前回、人類の月面到達を目標としたアメリカアポロ計画を描いた「フロム・ジ・アース」を取り上げ、僕のお勧めアポロ計画もの作品もあげたが、またひとつお勧め作品が増えた。

 

月のひつじ」<THE DISH>

2000年/オーストラリア 

監督:ロブ・シッチ 

主演:サム・ニール

 

という実話に基づく作品だ。

 この作品の舞台は、1969年7月のオーストラリアにあるパークスという田舎町だ。アポロ11号を打ち上げ月面歩行に成功したのはアメリカだった。しかし、その人類初の月面歩行の映像を捉え生中継で全世界に送信したのが、オーストラリアのシドニーから西に約400kmほどに位置し、南半球で最大口径64mのパラボラアンテナ(電波望遠鏡)を持つパークス天文台だった。
 当初、全世界に向けたNASAのテレビ放映計画は、カリフォルニア州ゴールドストーンにある設備を利用して月からの映像を捉えようとしていたのだが、打ち上げスケジュールが遅れたためにアメリカで電波をキャッチすることができなくなり、その結果として2番目の候補地である田舎町のパークスとなった。
 作品は天文台を舞台に、NASAから派遣された科学者とパークス天文台に勤務する4人の奮闘する姿を中心に描いているが、技術的要素で固めたような堅苦しい物語ではない。これら主人公たちのほかにも重要な脇役として何人か登場するが、どの人たちも非常に好感度が高く、のんびりした田舎町という舞台にふさわしい。
 この作品は、実話として世紀の大イベントが、人のいいのんびりした人たちの住む町で実際に開催されたという事実そのものにより、すでに映画として十分な素材を持ち合わせている。それに加え、既述の登場人物が加われば、自ずとして僕の評価は高くなる。
 作品では決しておしつけがましくない明るく元気な人生訓が、いくつかのエピソードとともに描かれている。館長がNASAにある虚偽の報告をしてしまうのだが、結果としてチームをより強固なものにする。まさにピンチの後にチャンスありである。しかし、このエピソード、日本では間違っても絶対に起こらないだろう。だがパークスでは実話である。お国柄の違いがよくわかり、このような感じ方や見方も映画ならではだろう。
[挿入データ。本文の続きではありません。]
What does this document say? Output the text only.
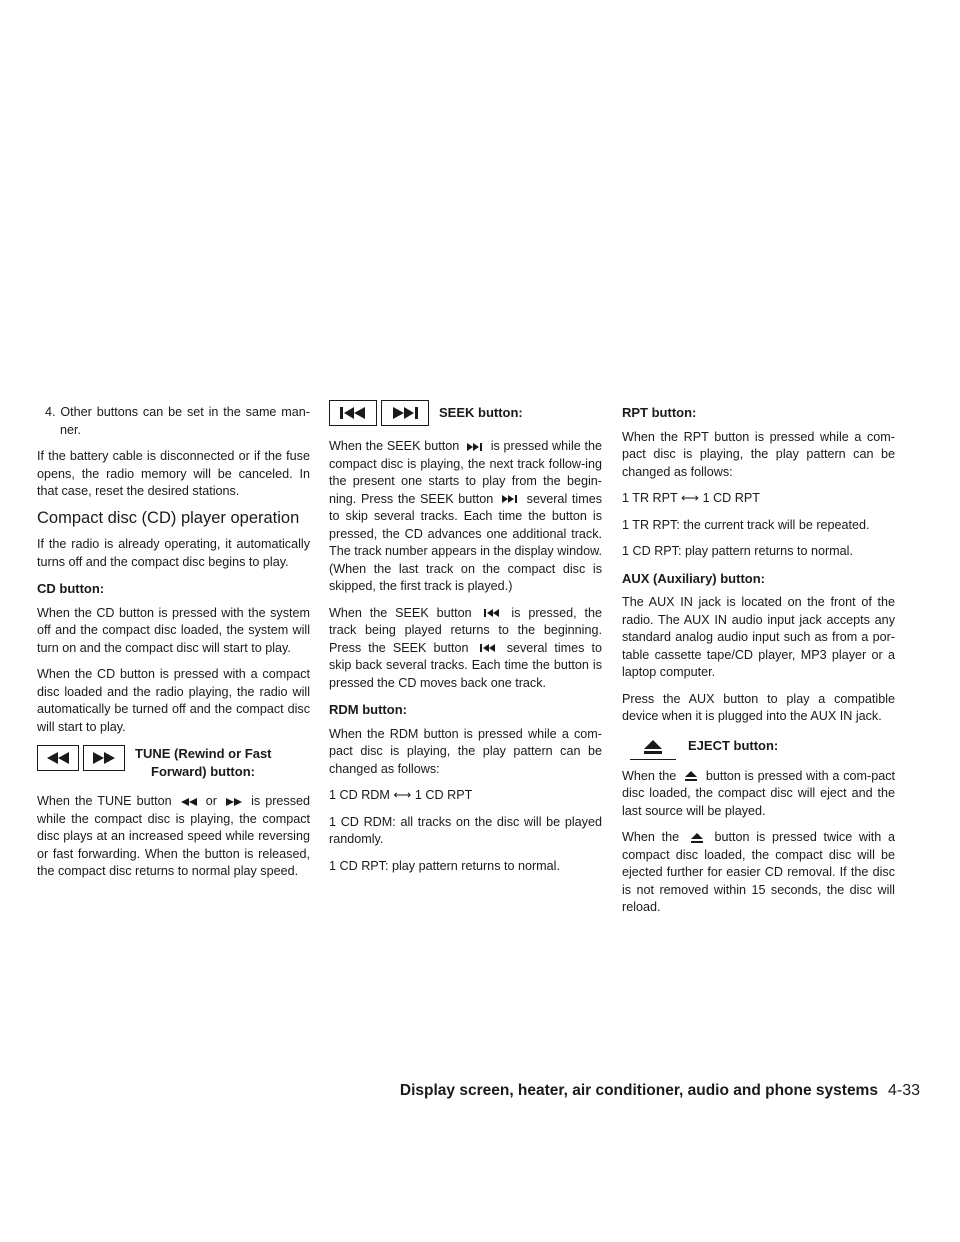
4. Other buttons can be set in the same man-ner.

If the battery cable is disconnected or if the fuse opens, the radio memory will be canceled. In that case, reset the desired stations.

Compact disc (CD) player operation

If the radio is already operating, it automatically turns off and the compact disc begins to play.

CD button:

When the CD button is pressed with the system off and the compact disc loaded, the system will turn on and the compact disc will start to play.

When the CD button is pressed with a compact disc loaded and the radio playing, the radio will automatically be turned off and the compact disc will start to play.

TUNE (Rewind or Fast
Forward) button:

When the TUNE button	or	is pressed while the compact disc is playing, the compact disc plays at an increased speed while reversing or fast forwarding. When the button is released, the compact disc returns to normal play speed.

SEEK button:

When the SEEK button is pressed while the compact disc is playing, the next track follow-ing the present one starts to play from the begin-ning. Press the SEEK button	several times to skip several tracks. Each time the button is pressed, the CD advances one additional track. The track number appears in the display window. (When the last track on the compact disc is skipped, the first track is played.)

When the SEEK button	is pressed, the track being played returns to the beginning. Press the SEEK button	several times to skip back several tracks. Each time the button is pressed the CD moves back one track.

RDM button:

When the RDM button is pressed while a com-pact disc is playing, the play pattern can be changed as follows:

1 CD RDM ⟷ 1 CD RPT

1 CD RDM: all tracks on the disc will be played randomly.

1 CD RPT: play pattern returns to normal.

RPT button:

When the RPT button is pressed while a com-pact disc is playing, the play pattern can be changed as follows:

1 TR RPT ⟷ 1 CD RPT

1 TR RPT: the current track will be repeated.

1 CD RPT: play pattern returns to normal.

AUX (Auxiliary) button:

The AUX IN jack is located on the front of the radio. The AUX IN audio input jack accepts any standard analog audio input such as from a por-table cassette tape/CD player, MP3 player or a laptop computer.

Press the AUX button to play a compatible device when it is plugged into the AUX IN jack.

EJECT button:

When the button is pressed with a com-pact disc loaded, the compact disc will eject and the last source will be played.

When the	button is pressed twice with a compact disc loaded, the compact disc will be ejected further for easier CD removal. If the disc is not removed within 15 seconds, the disc will reload.

Display screen, heater, air conditioner, audio and phone systems 4-33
 この作品を観るまで、あの月面歩行映像がオーストラリアの天文台で捉えられていたとはまったく知らなかった。この事実を知りながら「フロム・ジ・アース」を観ていたら、さらにあの歩行映像を見たときの感慨は違っていたかもしれない。ちなみに、パークス天文台は1961年に開設されており、天文台可動式の電波望遠鏡では、ドイツ・ボンの100m鏡、イギリス・ジョドレルバンクの76m鏡に次ぐ世界第3位の大きさである。